Le chemin que j'avais emprunté déboucha bientôt sur une voie communale. J'assistai à un spectacle stupéfiant: une longue file de femmes accompagnées de jeunes enfants déambulaient lentement. Ces personnes étaient munies d'un maigre bagage, emporté sans doute dans la hâte de fuir. J'eus beau scruter avec attention, je ne vis aucun homme dans cette foule.

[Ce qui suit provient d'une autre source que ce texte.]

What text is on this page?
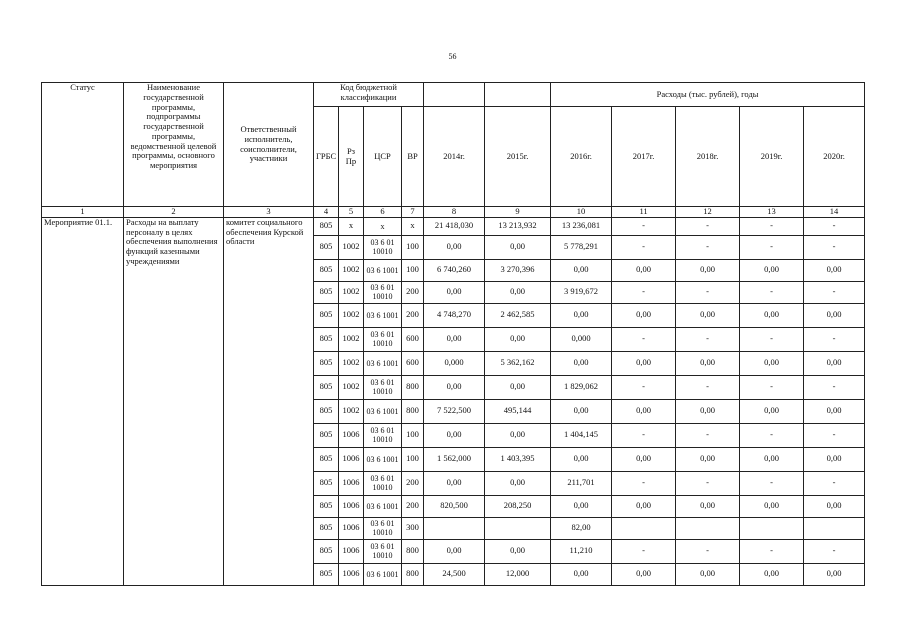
56
Статус	Наименование государственной программы, подпрограммы государственной программы, ведомственной целевой программы, основного мероприятия	Ответственный исполнитель, соисполнители, участники	Код бюджетной классификации						Расходы (тыс. рублей), годы				
			ГРБС	Рз Пр	ЦСР	ВР	2014г.	2015г.	2016г.	2017г.	2018г.	2019г.	2020г.
1	2	3	4	5	6	7	8	9	10	11	12	13	14
Мероприятие 01.1.	Расходы на выплату персоналу в целях обеспечения выполнения функций казенными учреждениями	комитет социального обеспечения Курской области	805	х	х	х	21 418,030	13 213,932	13 236,081	-	-	-	-
			805	1002	03 6 01 10010	100	0,00	0,00	5 778,291	-	-	-	-
			805	1002	03 6 1001	100	6 740,260	3 270,396	0,00	0,00	0,00	0,00	0,00
			805	1002	03 6 01 10010	200	0,00	0,00	3 919,672	-	-	-	-
			805	1002	03 6 1001	200	4 748,270	2 462,585	0,00	0,00	0,00	0,00	0,00
			805	1002	03 6 01 10010	600	0,00	0,00	0,000	-	-	-	-
			805	1002	03 6 1001	600	0,000	5 362,162	0,00	0,00	0,00	0,00	0,00
			805	1002	03 6 01 10010	800	0,00	0,00	1 829,062	-	-	-	-
			805	1002	03 6 1001	800	7 522,500	495,144	0,00	0,00	0,00	0,00	0,00
			805	1006	03 6 01 10010	100	0,00	0,00	1 404,145	-	-	-	-
			805	1006	03 6 1001	100	1 562,000	1 403,395	0,00	0,00	0,00	0,00	0,00
			805	1006	03 6 01 10010	200	0,00	0,00	211,701	-	-	-	-
			805	1006	03 6 1001	200	820,500	208,250	0,00	0,00	0,00	0,00	0,00
			805	1006	03 6 01 10010	300			82,00				
			805	1006	03 6 01 10010	800	0,00	0,00	11,210	-	-	-	-
			805	1006	03 6 1001	800	24,500	12,000	0,00	0,00	0,00	0,00	0,00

La première du groupe, la meneuse visiblement, stoppa sa marche quand elle m'aperçut. Son visage amaigri et pâle trahissait son angoisse et son épuisement. Je m'approchai d'elle et lui demandai depuis combien de temps elles étaient sur la route ainsi. Elle me répondit que ça faisait deux jours qu'elles avaient quitté la ville et que j'étais la première personne qu'elles rencontraient. Elle leva la main à l'attention de ses compagnes en guise d'apaisement et toutes s'assirent sur le sol, soulagées de pouvoir bénéficier d'un repos tant attendu. Quelques enfants se mirent à pleurer. La plupart n'avaient pas plus de quatre-cinq ans. Je l'interrogeai pour savoir où étaient passés les enfants plus âgés. Une grimace de douleur défigura son visage et elle articula avec peine le mot <<quarantaine>>.

J'étais en train d'assister à une nouvelle exode qui me rappelait les images que j'avais vues à la télévision lors des émissions sur les guerres mondiales. La différence était que cette fois-ci, nul ne connaissait l'identité de l'envahisseur.

Je me mis en marche avec elles. Leur but était d'atteindre la mer. Là-bas, elles espéraient trouver des bunkers sur les plages où elles pourraient s'installer et rester isolées dans l'attente que le mal soit cerné et combattu.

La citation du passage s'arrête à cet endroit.